Gabriel Chalita, colunista do DIADivulgação

Depois de muitos anos, voltei à cidade da minha infância.
No carro, eu revisitava as ruas que eram as mesmas de outros tempos. Olhava para os conversadores que ainda ocupavam as janelas das casas baixas, tão próximas do andar nas calçadas.Nenhum rosto me dizia nada. Talvez fossem netos ou bisnetos de antigos conhecidos. Talvez fossem moradores que se mudaram depois da minha partida.
A Igreja era a mesma com uma pintura que me pareceu diferente, não tenho tanta certeza.Passei pela escola onde Dona Ercília me apresentou o mundo encantado das palavras. Outras professoras e professores avisaram aos meus sonhos que eu poderia ir além.
Sou a filha caçula de uma família de mulheres. Meu pai morreu meses antes do meu nascimento. Meu avô também não resistiu ao tempo e nem chegou a ver o casamento da filha. Minha mãe e minha avó nos criaram valentemente.

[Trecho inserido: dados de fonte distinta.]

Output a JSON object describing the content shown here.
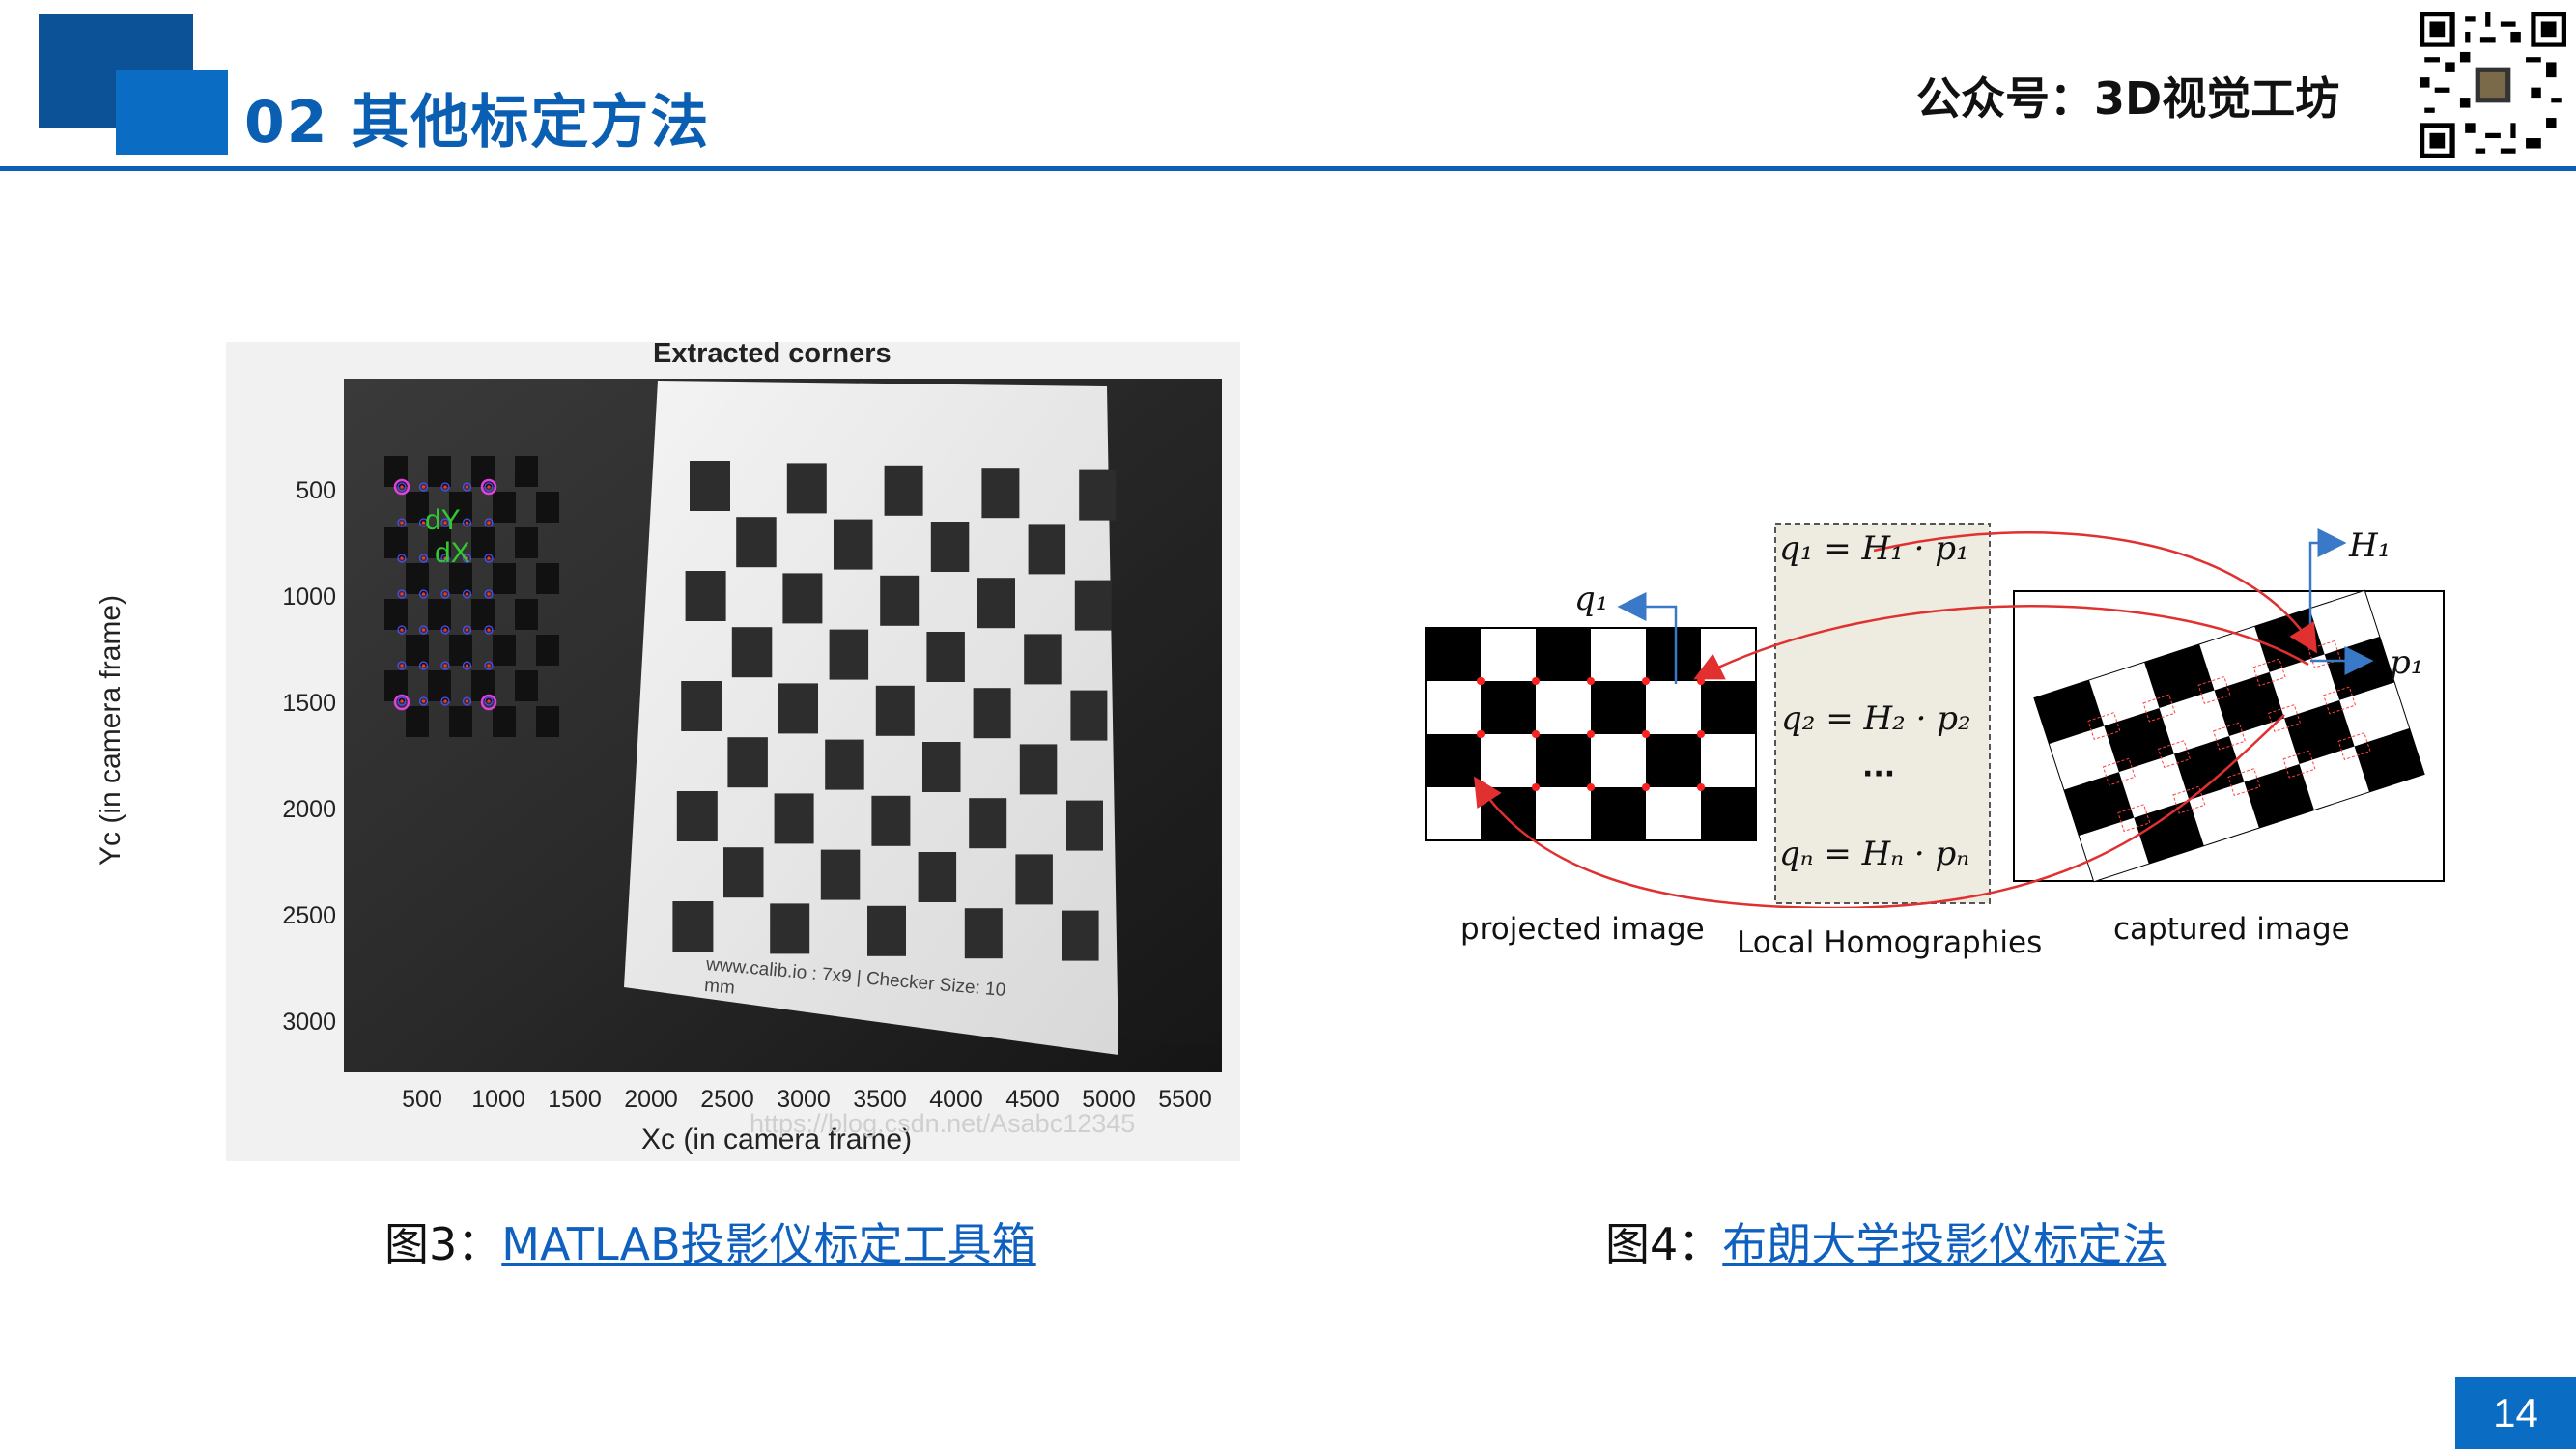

No cemitério, não fiquei muito. Fui para abraçar os parentes de Ercília, a professora que comigo continuou trocando cartas, mesmo em tempos de comunicação mais rápida. E eu sempre respondi.Nos meus anos de trabalho em outros países, eu enviava postais. E, em todos os seus aniversários e natais, eu ligava.Era ela o elo com um tempo onde todos se foram.
Quando minha mãe morreu, todas nós nos mudamos.A carreira diplomática me levou a paisagens impressionantes de um mundo sempre surpreendente.Mas as minhas raízes estavam ali. Do alto do cemitério, eu avistei a estação de trem. E me lembrei do lago. Do lago que minha avó chamava de "o lago do amor". Foi ali que ela conheceu meu avô e foi ali que minha mãe conheceu o meu pai.
Havia uma lenda que explicava que uma mulher linda de alguma tribo indígena foi separada de seu amor por um maldoso pai que enviou o filho ao exterior para ter casamento melhor. A bela mulher deixou o futuro de lado e sentou as esperanças em uma árvore seca por viver o inverno. E chorou. Chorou dias e noites e nunca mais foi encontrada.Uma velha que sabia do que poucos sabiam explicou o lago, nascido daquela dor.
Não se sabe o que houve com o homem obrigado ao desamor.O lago, explicava a velha, surgiu sem que notassem nem que fizessem. Amanheceu em um dia. Nunca se garantiu nem se desmentiu a história. Sei que minha avó nos contava com emoção os encantos daquele canto da cidade. Dizia ainda que, em outros tempos, os que chegavam vindos de trem ficavam fascinados com "o lago do amor".
O lago, de fato, é belo. mas não mais belo que tantos outros que já conheci. Pelo menos era isso o que eu pensava quando estava distante.Quando olho novamente de perto o lago, tenho vontade de nunca mais partir.
Desisti de mais de um casamento. Já sou eu avó e, como a minha, gosto de contar histórias para os meus netos.O lago parece me mostrar as faces dos amores que se foram. Mais do que um. E do quanto eu sofri.Minhas lágrimas foram confidentes da minha solidão.
Olhando o lago, me vem uma saudade diferente, a de sofrer de amor. Como eu poderia imaginar isso. O que eu mais queria, naqueles tempos, era apagar o tempo em que eu acreditava na eternidade do amor. Hoje, tenho apenas a memória para brincar de viver comigo.Olho para as minhas mãos envelhecidas e, com algum cuidado, resolvo pelo descanso em uma árvore um pouco seca que se faz ver nas águas do lago. Vejo a minha imagem também. A menina que corria, hoje, apenas lembra.Não com tristeza. Foi daqui que saí para viver o mundo.
Um pássaro solta um cantar bonito, enquanto enfeita o lago. Penso em Ercília e em sua última carta, depois de nos falarmos no seu aniversário de 102 anos. Ela dizia que amanheceu o dia da escrita regando as rosas que enfeitavam o seu jardim. Morreu ela, segunda a filha, sentada em uma poltrona com um livro de poemas sobre o colo.
A vida é poesia. Nós é que desconhecemos.